Young Jun nodded, earnest. "Yes! I am Juniper Deciduspawn and I will be my family's hero as well as Alola's!" A boy his age ran by, and he called out, "Dartri, let's race to the oak—the loser has to do the winner's chores!"
Dartri grinned at the challenge and took off, his darker wings not as refined as Jun's. The matriarch beat Jun with her cane again before he could follow. "I told you to stop playing around. You are Juniper Deciduspawn, Decidu's spawn and Decidu's pawn."
"Did you just repeat my name three times?"

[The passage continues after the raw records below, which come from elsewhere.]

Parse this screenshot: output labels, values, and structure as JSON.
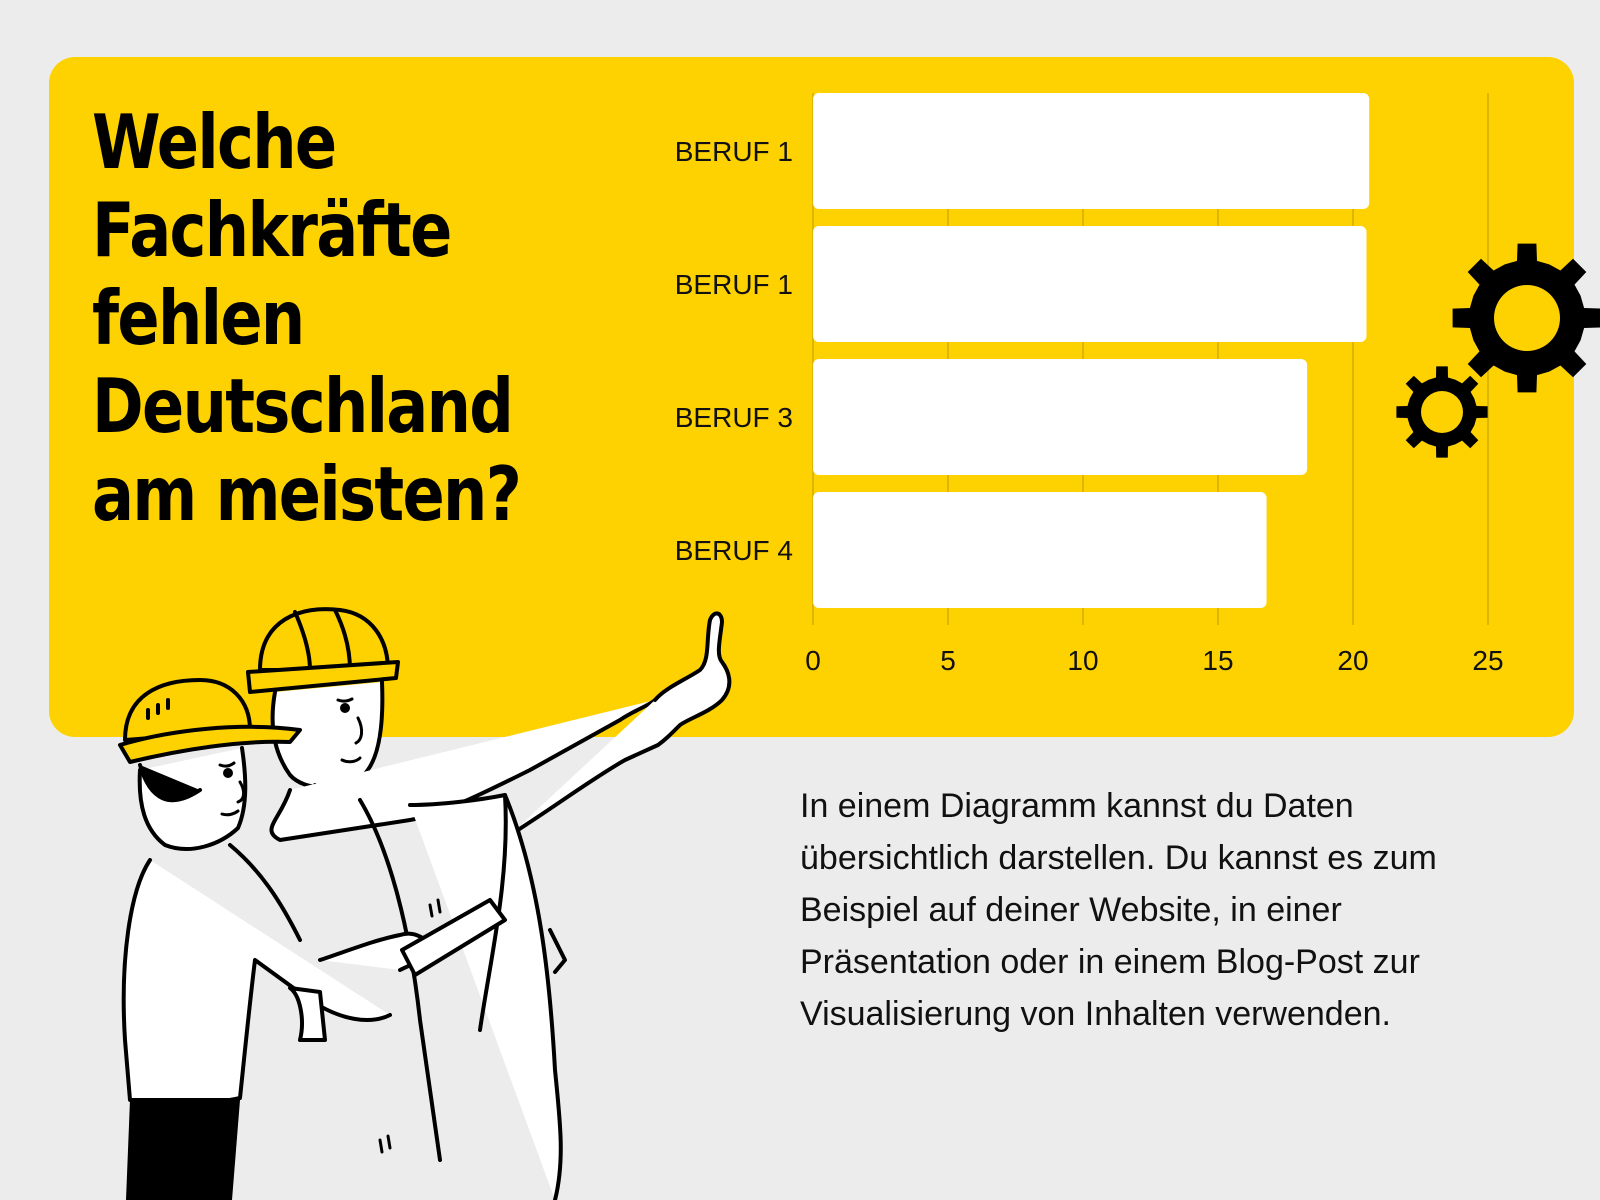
{
  "headline": {
    "lines": [
      "Welche",
      "Fachkräfte",
      "fehlen",
      "Deutschland",
      "am meisten?"
    ]
  },
  "chart_data": {
    "type": "bar",
    "orientation": "horizontal",
    "categories": [
      "BERUF 1",
      "BERUF 1",
      "BERUF 3",
      "BERUF 4"
    ],
    "values": [
      20.6,
      20.5,
      18.3,
      16.8
    ],
    "xlim": [
      0,
      25
    ],
    "xticks": [
      0,
      5,
      10,
      15,
      20,
      25
    ],
    "grid": true,
    "bar_color": "#ffffff",
    "background_color": "#fed100",
    "gridline_color": "#c9a400"
  },
  "body_text": "In einem Diagramm kannst du Daten übersichtlich darstellen. Du kannst es zum Beispiel auf deiner Website, in einer Präsentation oder in einem Blog-Post zur Visualisierung von Inhalten verwenden.",
  "colors": {
    "accent": "#fed100",
    "page_background": "#ececec",
    "text": "#111111"
  },
  "icons": [
    "gear-icon",
    "workers-illustration"
  ]
}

"It's important. Remember your stories? Anything repeated three times is important."
Jun stared forlornly after Dartri. "I know training to be a champion is important, Grandmother, but I want to play, too."
"Stop. Playing. Around." Juniper snarled at Alila as his grandmother yelled at his younger self. The memory vanished as Alila cowered from Jun. Sin turned away from them as Val reached to console Jun—and then hesitated. Mimi understood. She valued her own privacy, too. "Tell us how to defeat the ultra beasts."
Kill the sun, Alila repeated Gladion's words in a piano-like voice.
"That's useless," Jun snapped.
"Wait," Gladion said. "I said that because I wanted my father to acknowledge me. Maybe Alila means we need my father's assistance to defeat the ultra beasts, like we needed my mother to help us cure Hau."
Not Slasher Null, Alila said the name with solid chords, nor Lusamine Silvale Null. This name was a trill instead of a chord. You need to find the ancient sun chief of Alola.
"Solga Steel," Jun exclaimed. "The Steelspawn family was descended from him, but they all perished last epoque during the first floods."
"Solga was the chief three hundred years ago," Val said. "How are we supposed to find him?"
"We're dead," Sin lamented.
No, Alila said, and neither is he. Her voice's deceptive cadence unfolded the next memory, which brought them to an umber island of sand dunes and kopjes, and a grand alter that led to the sun.